PUERTO PRÍNCIPE/AFP
Más de ocho meses después del violento sismo que provocó unas 230,000 muertes y dejó en la calle a 1.3 millones de personas, miles de haitianos podrían ser expulsados de sus campamentos en plena temporada de lluvias, cuando tormentas intermitentes azotan la isla caribeña.
Las autoridades intentan evacuar varios de los 1,300 campamentos de los sin techo más amenazados por las tormentas, y algunos de los propietarios de los terrenos en los que se erigen estos campamentos improvisados amenazan con expulsar a los damnificados para volver a utilizar sus terrenos.
“Exigimos campamentos más seguros y duraderos que estos plásticos rotos que ya no resisten a las ráfagas de viento y a la lluvia”, expresó Fefe, un haitiano de unos 40 años que manifestó el lunes, como otros 200 damnificados, ante las rejas del palacio presidencial, que sigue en ruinas tras el terremoto.

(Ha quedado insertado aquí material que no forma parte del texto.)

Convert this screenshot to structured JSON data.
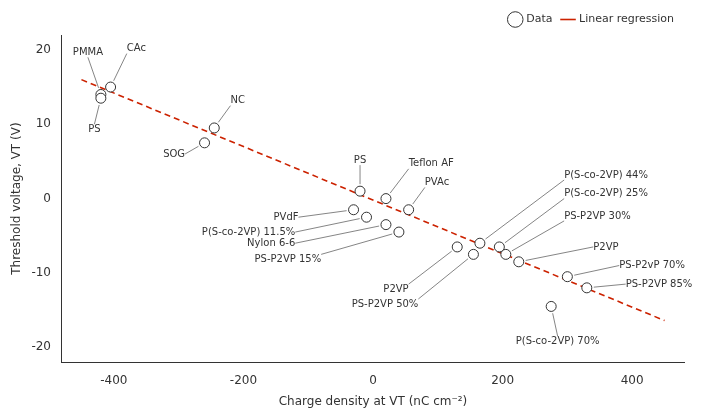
{
  "chart_data": {
    "type": "scatter",
    "xlabel": "Charge density at VT (nC cm⁻²)",
    "ylabel": "Threshold voltage, VT (V)",
    "series": [
      {
        "name": "Data",
        "type": "scatter",
        "marker": "o",
        "color": "#333333",
        "x": [
          -420,
          -405,
          -420,
          -245,
          -260,
          -20,
          20,
          55,
          -30,
          -10,
          20,
          40,
          130,
          155,
          165,
          195,
          205,
          225,
          300,
          330,
          275
        ],
        "y": [
          14.0,
          15.0,
          13.5,
          9.5,
          7.5,
          1.0,
          0.0,
          -1.5,
          -1.5,
          -2.5,
          -3.5,
          -4.5,
          -6.5,
          -7.5,
          -6.0,
          -6.5,
          -7.5,
          -8.5,
          -10.5,
          -12.0,
          -14.5
        ]
      },
      {
        "name": "Linear regression",
        "type": "line",
        "line_style": "dashed",
        "color": "#cc2200",
        "x": [
          -450,
          450
        ],
        "y": [
          16.0,
          -16.4
        ]
      }
    ],
    "annotations": [
      {
        "text": "PMMA",
        "x": -420,
        "y": 14.0,
        "text_x": -440,
        "text_y": 19.0
      },
      {
        "text": "CAc",
        "x": -405,
        "y": 15.0,
        "text_x": -380,
        "text_y": 19.5
      },
      {
        "text": "PS",
        "x": -420,
        "y": 13.5,
        "text_x": -430,
        "text_y": 10.0
      },
      {
        "text": "NC",
        "x": -245,
        "y": 9.5,
        "text_x": -220,
        "text_y": 12.5
      },
      {
        "text": "SOG",
        "x": -260,
        "y": 7.5,
        "text_x": -290,
        "text_y": 6.0
      },
      {
        "text": "PS",
        "x": -20,
        "y": 1.0,
        "text_x": -20,
        "text_y": 4.5
      },
      {
        "text": "Teflon AF",
        "x": 20,
        "y": 0.0,
        "text_x": 55,
        "text_y": 4.0
      },
      {
        "text": "PVAc",
        "x": 55,
        "y": -1.5,
        "text_x": 80,
        "text_y": 1.5
      },
      {
        "text": "PVdF",
        "x": -30,
        "y": -1.5,
        "text_x": -115,
        "text_y": -2.5
      },
      {
        "text": "P(S-co-2VP) 11.5%",
        "x": -10,
        "y": -2.5,
        "text_x": -120,
        "text_y": -4.5
      },
      {
        "text": "Nylon 6-6",
        "x": 20,
        "y": -3.5,
        "text_x": -120,
        "text_y": -6.0
      },
      {
        "text": "PS-P2VP 15%",
        "x": 40,
        "y": -4.5,
        "text_x": -80,
        "text_y": -7.5
      },
      {
        "text": "P2VP",
        "x": 130,
        "y": -6.5,
        "text_x": 55,
        "text_y": -11.5
      },
      {
        "text": "PS-P2VP 50%",
        "x": 155,
        "y": -7.5,
        "text_x": 70,
        "text_y": -13.5
      },
      {
        "text": "P(S-co-2VP) 44%",
        "x": 165,
        "y": -6.0,
        "text_x": 295,
        "text_y": 2.5
      },
      {
        "text": "P(S-co-2VP) 25%",
        "x": 195,
        "y": -6.5,
        "text_x": 295,
        "text_y": 0.0
      },
      {
        "text": "PS-P2VP 30%",
        "x": 205,
        "y": -7.5,
        "text_x": 295,
        "text_y": -3.0
      },
      {
        "text": "P2VP",
        "x": 225,
        "y": -8.5,
        "text_x": 340,
        "text_y": -6.5
      },
      {
        "text": "PS-P2vP 70%",
        "x": 300,
        "y": -10.5,
        "text_x": 380,
        "text_y": -9.0
      },
      {
        "text": "PS-P2VP 85%",
        "x": 330,
        "y": -12.0,
        "text_x": 390,
        "text_y": -11.5
      },
      {
        "text": "P(S-co-2VP) 70%",
        "x": 275,
        "y": -14.5,
        "text_x": 285,
        "text_y": -18.5
      }
    ],
    "xlim": [
      -480,
      480
    ],
    "ylim": [
      -22,
      22
    ],
    "xticks": [
      -400,
      -200,
      0,
      200,
      400
    ],
    "yticks": [
      -20,
      -10,
      0,
      10,
      20
    ],
    "grid": false,
    "legend": "upper right"
  }
}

La ira crece a medida que violentas tormentas azotan el país desde el comienzo de esta semana y por varios días más, según los pronósticos, como ocurre desde el inicio de la estación de lluvias, en mayo.
El lunes, las autoridades dieron un alerta naranja para advertir a la población de la probabilidad de fuertes lluvias en algunas zonas inundables. E incluso si no se prevé que golpeen Haití de lleno, los huracanes Julia e Igor cruzan el Océano Atlántico hacia el Golfo de México.
“Las ONG están en Haití desde hace más de ocho meses; nos cuesta ver lo que hicieron”, declaró una mujer joven. “¿Cuándo vamos a salir de esta situación?”, pregunta señalando el conglomerado de tiendas donde vive desde hace varios meses.
Ocho meses después del sismo, las avenidas de la capital todavía están repletas de escombros cuya remoción llevaría una década, estiman expertos. Para los haitianos, “nada fue reconstruido”. “Quién sabe cuándo vamos a salir de aquí para regresar a una vida normal”, se pregunta Jolicoeur, quien halló refugio en un centro deportivo.